In February 2014, Lord Ashcroft KCMG PC published the Veterans' Transition Review. He made a number of recommendations concerning education and training, resettlement and employment, housing, health, welfare and the Armed Forces Covenant. Lord Ashcroft published a follow up report in July 2015 - noting that little had changed in the first year. This month, a second follow-up report, has been published - showing some positive progress. As part of the follow-up report, more than 4,000 adults were interviewed to complete Lord Ashcroft’s general public research, which has been published separately and is discussed in further detail within the report.
Throughout the research, Lord Ashcroft looks closely at Career Transition, Public Perceptions, Information Provision, Healthcare, Devolved Governments, Charities and Welfare Services. Here, we look in detail at some of the main findings within the Veterans’ Transition Review follow-up.
The general public had a mostly positive view of the Armed Forces with 44% of respondents giving a positivity score of 9/10 or 10/10.
More than a third (36%) said their opinion of the Armed Forces had improved over the last few years – no significant change since 2012.
There was no significant change in the numbers saying they knew little about what Service personnel do on a day-to-day basis.
Interestingly, there was a small increase in the proportions saying that they think members of the Armed Forces, both officers and other ranks, would find it easier than most people to find a new job outside the military.
92% of the general public thought it was very common or quite common “for former members of the Armed Forces to have some kind of physical, emotional or mental health problem as a result of their time in the Forces”. Despite the positive steps described above, the figure was 91% in March 2012 and has therefore increased. Evidently this has become an entrenched view among the public, which will take sustained efforts over several years to correct.
Lord Ashcroft said, minus a few exceptions, most Service Leavers spoke positively about the service they had from the CTP. This is promising, however, less is known about the 7,000 Service leavers per annum who do not access CTP, either because they are ineligible for, or opt out of, the service.
Several related that despite all the practical advice they had received, they still felt unprepared for the culture shock of leaving the Forces – both the emotional loss of comradeship and personal networks, and the differences in working in a non-military environment (“civilians take a lot of getting used to”).
This continued to work both ways, however: a number of interviewees reported that potential employers still “see the soldier not the person” or expected former Service personnel to be unimaginative, unable to use initiative, uncollaborative, and to have a tendency to shout. Several also reported difficulties translating their military experience and qualifications into a civilian context, especially outside the fields of engineering and logistics, though this was raised less often than in our research for the Veterans’ Transition Review.
One initiative Lord Ashcroft mentions in the report, although still in its infancy - sounds like a great concept - the idea of an App for all Service Leavers and veterans.
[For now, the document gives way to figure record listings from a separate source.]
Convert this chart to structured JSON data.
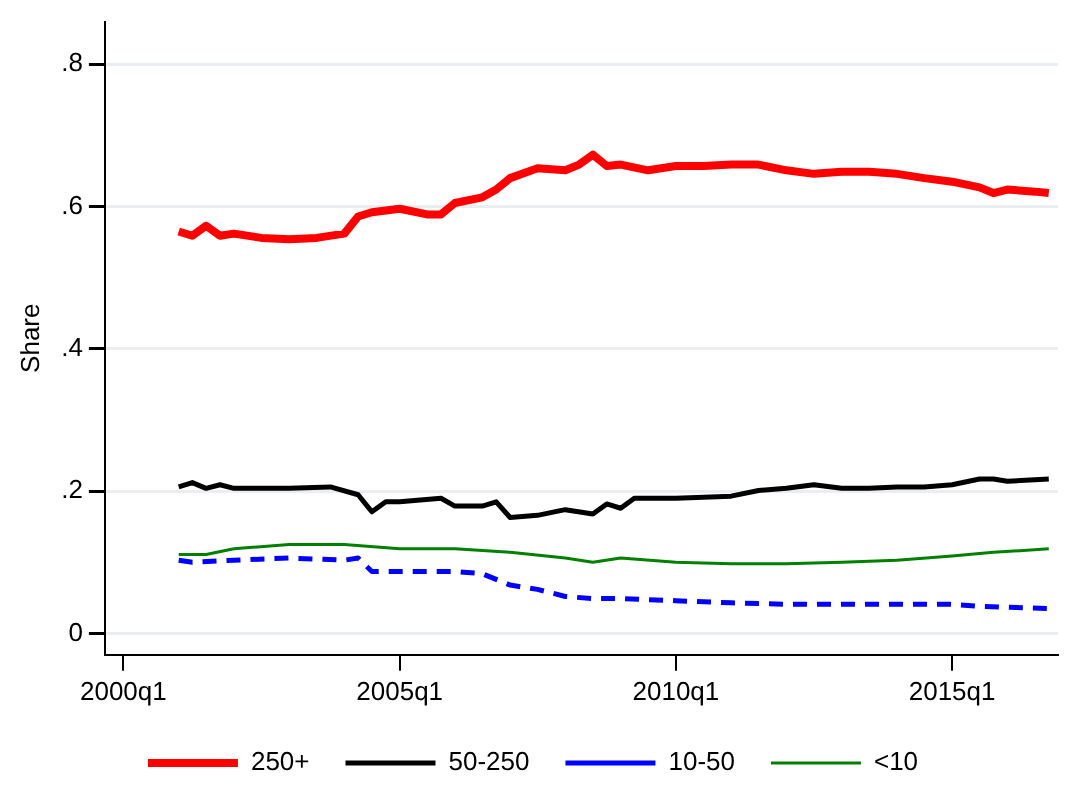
{
  "chart_data": {
    "type": "line",
    "ylabel": "Share",
    "xlim": [
      "1999-09",
      "2016-12"
    ],
    "ylim": [
      -0.03,
      0.86
    ],
    "xticks": [
      {
        "value": "2000-01",
        "label": "2000q1"
      },
      {
        "value": "2005-01",
        "label": "2005q1"
      },
      {
        "value": "2010-01",
        "label": "2010q1"
      },
      {
        "value": "2015-01",
        "label": "2015q1"
      }
    ],
    "yticks": [
      {
        "value": 0,
        "label": "0"
      },
      {
        "value": 0.2,
        "label": ".2"
      },
      {
        "value": 0.4,
        "label": ".4"
      },
      {
        "value": 0.6,
        "label": ".6"
      },
      {
        "value": 0.8,
        "label": ".8"
      }
    ],
    "grid": "y",
    "legend": "bottom",
    "marker": "none",
    "series": [
      {
        "name": "250+",
        "color": "#ff0000",
        "line_style": "solid",
        "x": [
          "2001-01",
          "2001-04",
          "2001-07",
          "2001-10",
          "2002-01",
          "2002-07",
          "2003-01",
          "2003-07",
          "2004-01",
          "2004-04",
          "2004-07",
          "2005-01",
          "2005-07",
          "2005-10",
          "2006-01",
          "2006-07",
          "2006-10",
          "2007-01",
          "2007-07",
          "2008-01",
          "2008-04",
          "2008-07",
          "2008-10",
          "2009-01",
          "2009-07",
          "2010-01",
          "2010-07",
          "2011-01",
          "2011-07",
          "2012-01",
          "2012-07",
          "2013-01",
          "2013-07",
          "2014-01",
          "2014-07",
          "2015-01",
          "2015-07",
          "2015-10",
          "2016-01",
          "2016-07",
          "2016-10"
        ],
        "values": [
          0.565,
          0.559,
          0.573,
          0.559,
          0.562,
          0.556,
          0.554,
          0.556,
          0.562,
          0.586,
          0.592,
          0.597,
          0.589,
          0.589,
          0.605,
          0.613,
          0.624,
          0.64,
          0.654,
          0.651,
          0.659,
          0.673,
          0.657,
          0.659,
          0.651,
          0.657,
          0.657,
          0.659,
          0.659,
          0.651,
          0.646,
          0.649,
          0.649,
          0.646,
          0.64,
          0.635,
          0.627,
          0.619,
          0.624,
          0.621,
          0.619
        ]
      },
      {
        "name": "50-250",
        "color": "#000000",
        "line_style": "solid",
        "x": [
          "2001-01",
          "2001-04",
          "2001-07",
          "2001-10",
          "2002-01",
          "2003-01",
          "2003-10",
          "2004-04",
          "2004-07",
          "2004-10",
          "2005-01",
          "2005-10",
          "2006-01",
          "2006-07",
          "2006-10",
          "2007-01",
          "2007-07",
          "2008-01",
          "2008-07",
          "2008-10",
          "2009-01",
          "2009-04",
          "2010-01",
          "2011-01",
          "2011-07",
          "2012-01",
          "2012-07",
          "2013-01",
          "2013-07",
          "2014-01",
          "2014-07",
          "2015-01",
          "2015-07",
          "2015-10",
          "2016-01",
          "2016-10"
        ],
        "values": [
          0.206,
          0.212,
          0.204,
          0.209,
          0.204,
          0.204,
          0.206,
          0.195,
          0.171,
          0.185,
          0.185,
          0.19,
          0.179,
          0.179,
          0.185,
          0.163,
          0.166,
          0.174,
          0.168,
          0.182,
          0.176,
          0.19,
          0.19,
          0.193,
          0.201,
          0.204,
          0.209,
          0.204,
          0.204,
          0.206,
          0.206,
          0.209,
          0.217,
          0.217,
          0.214,
          0.217
        ]
      },
      {
        "name": "10-50",
        "color": "#0000ff",
        "line_style": "dashed",
        "x": [
          "2001-01",
          "2001-04",
          "2002-01",
          "2003-01",
          "2004-01",
          "2004-04",
          "2004-07",
          "2005-01",
          "2006-01",
          "2006-07",
          "2007-01",
          "2007-07",
          "2008-01",
          "2008-07",
          "2009-01",
          "2010-01",
          "2011-01",
          "2012-01",
          "2013-01",
          "2014-01",
          "2015-01",
          "2015-07",
          "2016-10"
        ],
        "values": [
          0.103,
          0.1,
          0.103,
          0.106,
          0.103,
          0.106,
          0.087,
          0.087,
          0.087,
          0.084,
          0.068,
          0.062,
          0.052,
          0.049,
          0.049,
          0.046,
          0.043,
          0.041,
          0.041,
          0.041,
          0.041,
          0.038,
          0.035
        ]
      },
      {
        "name": "<10",
        "color": "#008000",
        "line_style": "solid",
        "x": [
          "2001-01",
          "2001-07",
          "2002-01",
          "2003-01",
          "2004-01",
          "2005-01",
          "2006-01",
          "2007-01",
          "2008-01",
          "2008-07",
          "2009-01",
          "2010-01",
          "2011-01",
          "2012-01",
          "2013-01",
          "2014-01",
          "2015-01",
          "2015-10",
          "2016-10"
        ],
        "values": [
          0.111,
          0.111,
          0.119,
          0.125,
          0.125,
          0.119,
          0.119,
          0.114,
          0.106,
          0.1,
          0.106,
          0.1,
          0.098,
          0.098,
          0.1,
          0.103,
          0.109,
          0.114,
          0.119
        ]
      }
    ]
  }
}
He suggests the App could be used for research, seek veterans’ views on their situation, push information to them, and if location services are enabled, identify where veterans are to help enable the development of appropriate local services.
- We at SaluteMyJob would welcome the development of an app as an aide to veterans.
As we are part of The Scottish Veterans Employment and Training Service (SVETS) (a collaborative initiative between employers and veterans' organisations in Scotland) it is great to see Lord Ashcroft recognise the progress Scotland has made in helping the veteran community. In particular, he reports that Scottish employers clearly recognise the skills of Service Leavers across all sectors and occupations. He also mentions the Scottish Veterans’ Commissioner’s “clear determination to deliver the Armed Forces Covenant” and his most recent report focusing on Veteran Employability, Skills and Learning. Lord Ashcroft agrees with the Commissioner's recommendation to provide greater strategic leadership to improve veteran employment; something we also strongly advocate.
What does SaluteMyJob think about the findings?
Andrew Jackson, Managing Director of SaluteMyJob said of the update:
“There are 2 key findings that stand out. Firstly, that stereotypical views of military personnel and employers who see the “soldier and not the person” are potentially placing veteran jobseekers at a strong disadvantage. And secondly, the recurring issue that we believe is the single biggest barrier to veterans gaining employment - the difficulty in translating acquired military knowledge, skills and experience into a civilian context. SaluteMyJob works with employers to help overcome both of these problems. We run education events and workshops with hiring managers and HR professionals, in which we showcase ex-military people and their skills, to overcome misperceptions about what ex-military people are and are not. We also work with both employers and veterans to help the skills translation problem faced by many veterans.”
“Although Lord Ashcroft generally has positive views of the Armed Forces, it is disappointing to see that 92% of people thought it was very common or quite common “for former members of the Armed Forces to have some kind of physical, emotional or mental health problem as a result of their time in the Forces”. In fact, the most recent MOD data shows that 2,200 Service personnel were medically discharged from the Armed Forces between in the years 2013/14 and 2014/15, some 10% of the 21,000 people discharged, on average over the last 5 years. So there is much work to do to correct this inaccurate view about the medical conditions of former Service men and women”.